What is the String Constant Pool in Java?

What a Strong Answer Covers

  • special storage in heap
  • stores string literals
  • JVM checks pool before creating
  • reuses references for duplicates
  • memory saving

Senior-Level Answer

The String Constant Pool (also called String Intern Pool) is a special memory region inside the JVM's heap where string literals are stored and reused. When you write a string literal like `String s = "hello"`, the JVM checks the pool first. If "hello" already exists, it returns the same reference rather than allocating a new object.

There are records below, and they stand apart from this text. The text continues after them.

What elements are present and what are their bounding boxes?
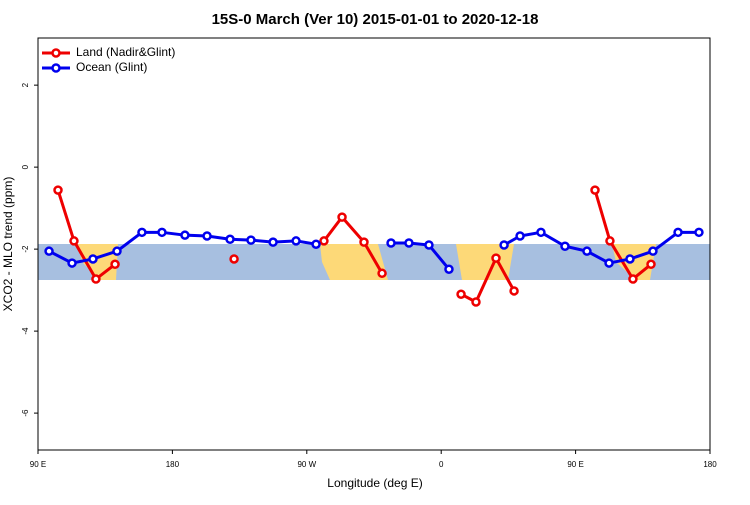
point — [404, 238, 414, 248]
point — [180, 230, 190, 240]
point — [67, 258, 77, 268]
land-shapes — [78, 244, 656, 280]
legend-marker — [51, 63, 61, 73]
point — [673, 227, 683, 238]
point — [386, 238, 396, 248]
y-tick-label: 2 — [21, 82, 30, 87]
y-tick-label: -6 — [21, 409, 30, 417]
point — [424, 240, 434, 250]
point — [560, 241, 570, 252]
point — [112, 246, 122, 256]
point — [44, 246, 54, 256]
point — [590, 185, 600, 195]
point — [319, 236, 329, 246]
point — [359, 237, 369, 247]
legend-label: Land (Nadir&Glint) — [76, 45, 175, 59]
point — [225, 234, 235, 245]
point — [694, 227, 704, 238]
point — [605, 236, 615, 246]
point — [582, 246, 592, 256]
x-tick-label: 90 W — [297, 460, 316, 469]
x-tick-label: 180 — [703, 460, 717, 469]
point — [648, 246, 658, 256]
point — [91, 274, 101, 284]
x-axis-label: Longitude (deg E) — [327, 476, 422, 490]
point — [110, 259, 120, 270]
point — [628, 274, 638, 284]
x-tick-label: 0 — [439, 460, 444, 469]
point — [268, 237, 278, 247]
x-tick-label: 90 E — [567, 460, 583, 469]
point — [646, 259, 656, 270]
y-tick-label: 0 — [21, 164, 30, 169]
x-tick-label: 180 — [166, 460, 180, 469]
point — [157, 227, 167, 238]
point — [53, 185, 63, 195]
point — [456, 289, 466, 299]
chart-title: 15S-0 March (Ver 10) 2015-01-01 to 2020-… — [212, 11, 539, 28]
point — [509, 286, 519, 296]
point — [499, 240, 509, 250]
point — [291, 236, 301, 246]
legend-marker — [51, 48, 61, 58]
point — [137, 227, 147, 238]
x-tick-label: 90 E — [30, 460, 46, 469]
point — [88, 254, 98, 264]
plot-frame — [37, 37, 711, 451]
point — [229, 254, 239, 264]
point — [444, 264, 454, 274]
point — [625, 254, 635, 264]
point — [337, 212, 347, 222]
point — [311, 239, 321, 249]
y-axis-label: XCO2 - MLO trend (ppm) — [1, 177, 15, 312]
point — [471, 297, 481, 307]
point — [604, 258, 614, 268]
point — [69, 236, 79, 246]
point — [246, 235, 256, 245]
point — [515, 231, 525, 241]
point — [536, 227, 546, 238]
y-tick-label: -4 — [21, 327, 30, 335]
point — [491, 253, 501, 263]
point — [377, 268, 387, 279]
legend-label: Ocean (Glint) — [76, 60, 147, 74]
y-tick-label: -2 — [21, 245, 30, 253]
point — [202, 231, 212, 241]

This is possible precisely because Strings are immutable — sharing references is safe since no one can modify the underlying character data.

Prior to Java 7, the pool lived in PermGen (Permanent Generation), which had a fixed size and could cause `OutOfMemoryError` under heavy string usage. From Java 7 onwards, the pool was moved to the main heap, allowing it to participate in normal garbage collection and be resized dynamically.

You can manually add a string to the pool using `String.intern()`. This is useful when you receive strings from external sources (e.g., parsing files) and want to deduplicate them for memory efficiency. For example, `String s = new String("hello").intern()` places the value in the pool and returns the canonical reference.

The key distinction is between `String s1 = "hello"` (uses the pool) and `String s2 = new String("hello")` (creates a new heap object, bypassing the pool). This is why `s1 == s2` returns false even though the content is identical — `==` compares references, and `s2` is a distinct heap object.

Understanding the pool matters for performance-sensitive applications: overuse of `new String()` inflates heap usage unnecessarily, while aggressive interning of dynamic strings can bloat the pool. The practical guidance is to use literals and compile-time constants wherever possible and reserve `intern()` for well-understood deduplication scenarios.

What Separates a 2/3 from a 3/3

2/3 — Passing but Incomplete

Explains that the pool caches string literals and that the JVM reuses references for identical strings.

3/3 — Strong Answer

Also covers the PermGen-to-heap migration in Java 7, the role of immutability in making sharing safe, and the behavioral difference between literals and `new String()`.

Common Mistakes

  • Claiming the pool still lives in PermGen — it was moved to the heap in Java 7.
  • Confusing pool membership with value equality; assuming all equal strings share the same reference.
  • Overusing String.intern() on arbitrary runtime strings, treating it as a free optimization without considering pool bloat.

Follow-Up Questions

  • Why does `new String("hello") == "hello"` return false even though the values match? — Focus on reference identity vs value equality, and how `new String()` bypasses the pool.
  • When would you use String.intern() in production code? — Consider memory deduplication of high-cardinality repeated strings, e.g., parsed field names.
  • How did moving the pool from PermGen to heap in Java 7 change GC behavior? — Interned strings became eligible for GC once no references remain, reducing OOM risk.